Nathanson points to the $100 million-budgeted Trolls World Tour impressive performance for Universal on PVOD as proof of concept. However, that release arrived amid varying circumstances. Universal had already spent the bulk of its marketing budget by the time theaters were closed and a decision was made to press forward with the low-risk animated feature. As a more expensive and larger-scale movie that could potentially threaten the $1 billion mark at the worldwide box office, Mulan stands to lose a significant chunk of its potential revenue by opting for a PVOD release before being added to Disney+ shortly after.
A traditional theatrical release carries multiple windows of earnings potential: ticket sales, electronic sell-through (EST), DVD/VOD rental, Pay One, Network and Pay Two. An at-home release eliminates many of those windows. However, it does offer its own benefits. Studios traditionally keep 50 percent of domestic ticket sales and 25 percent overseas, with the rest going to exhibitors. In the case of digital rental or purchase fees, studios claim roughly 80 percent. Disney would have to crunch the numbers and decide if a bigger piece of a smaller pie is worth the hassle.

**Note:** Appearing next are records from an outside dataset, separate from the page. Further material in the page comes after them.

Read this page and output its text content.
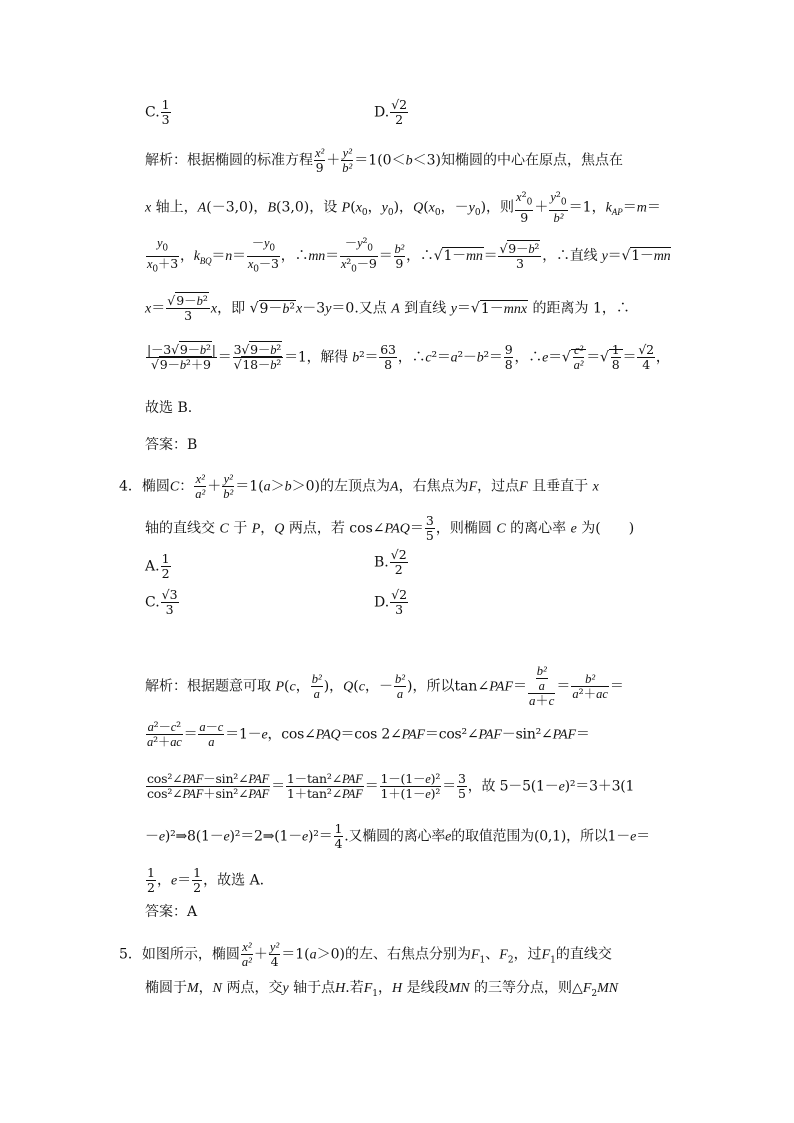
C. $\frac{1}{3}$	D. $\frac{√2}{2}$
解析：根据椭圆的标准方程 $\frac{\text{x²}}{9} + \frac{\text{y²}}{\text{b²}} =1(0<b<3)$知椭圆的中心在原点，焦点在
x 轴上，A(－3,0)，B(3,0)，设 $P(x_0$，$y_0$)，$Q(x_0$，$-y_0$)，则 $\frac{x^2_0}{9} + \frac{y^2_0}{\text{b²}} =1$，$k_{AP}=m=$
$\frac{y_0}{x_0+3}$ ，$k_{BQ}=n= \frac{-y_0}{x_0-3}$ ，∴mn＝ $\frac{-y^2_0}{x^2_0-9} = \frac{\text{b²}}{9}$ ，∴√1－mn＝ $\frac{\text{√9－b²}}{3}$ ，∴直线 y＝√1－mn
$x= \frac{\text{√9－b²}}{3}$ x，即 √9－b²x－3y＝0.又点 A 到直线 y＝√1－mnx 的距离为 1，∴
$\frac{\text{|－3√9－b²|}}{\text{√9－b²＋9}} = \frac{\text{3√9－b²}}{\text{√18－b²}} =1$，解得 $b^2= \frac{63}{8}$ ，∴c²＝a²－b²＝ $\frac{9}{8}$ ，∴e＝√ $\frac{\text{c²}}{\text{a²}}$ ＝√ $\frac{1}{8} = \frac{√2}{4}$ ，
故选 B.
答案：B
4．椭圆C： $\frac{\text{x²}}{\text{a²}} + \frac{\text{y²}}{\text{b²}} =1(a>b>0)$的左顶点为A，右焦点为F，过点F 且垂直于 x
轴的直线交 C 于 P，Q 两点，若 cos∠PAQ＝ $\frac{3}{5}$ ，则椭圆 C 的离心率 e 为(　　)
A. $\frac{1}{2}$	B. $\frac{√2}{2}$
C. $\frac{√3}{3}$	D. $\frac{√2}{3}$
解析：根据题意可取 P(c， $\frac{\text{b²}}{a}$ )，Q(c，－ $\frac{\text{b²}}{a}$ )，所以tan∠PAF＝ $\frac{\frac{\text{b²}}{a}}{a+c} = \frac{\text{b²}}{\text{a²＋ac}}$ ＝
$\frac{\text{a²－c²}}{\text{a²＋ac}} = \frac{a-c}{a} =1-e$，cos∠PAQ＝cos 2∠PAF＝cos²∠PAF－sin²∠PAF＝
$\frac{\text{cos²∠PAF－sin²∠PAF}}{\text{cos²∠PAF＋sin²∠PAF}} = \frac{\text{1－tan²∠PAF}}{\text{1＋tan²∠PAF}} = \frac{\text{1－(1－e)²}}{\text{1＋(1－e)²}} = \frac{3}{5}$ ，故 5－5(1－e)²＝3＋3(1
－e)²⇒8(1－e)²＝2⇒(1－e)²＝ $\frac{1}{4}$ .又椭圆的离心率e的取值范围为(0,1)，所以1－e＝
$\frac{1}{2}$ ，$e= \frac{1}{2}$ ，故选 A.
答案：A
5．如图所示，椭圆 $\frac{\text{x²}}{\text{a²}} + \frac{\text{y²}}{4} =1(a>0)$的左、右焦点分别为$F_1$、$F_2$，过$F_1$的直线交
椭圆于M，N 两点，交y 轴于点H.若$F_1$，H 是线段MN 的三等分点，则$\triangle F_2MN$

Nathanson argues that rerouting the film to at-home platforms “could give Disney a bit of a boost and limit churn” on Disney+, which has been the company’s sole bright spot during the pandemic. Streaming gains via Disney+, Hulu and ESPN+ have been the only business endeavors to help Disney stock since the pandemic began.
“If they do kill Mulan, that could help the narrative. In a perverse way, that could be better for Disney stock in a long run than having Mulan go to theaters.” Really, it’s a matter of priority at this point. Does Disney want to save a potential worldwide hit for theatrical consumption or does it want to provide a jolt for its direct-to-consumer business?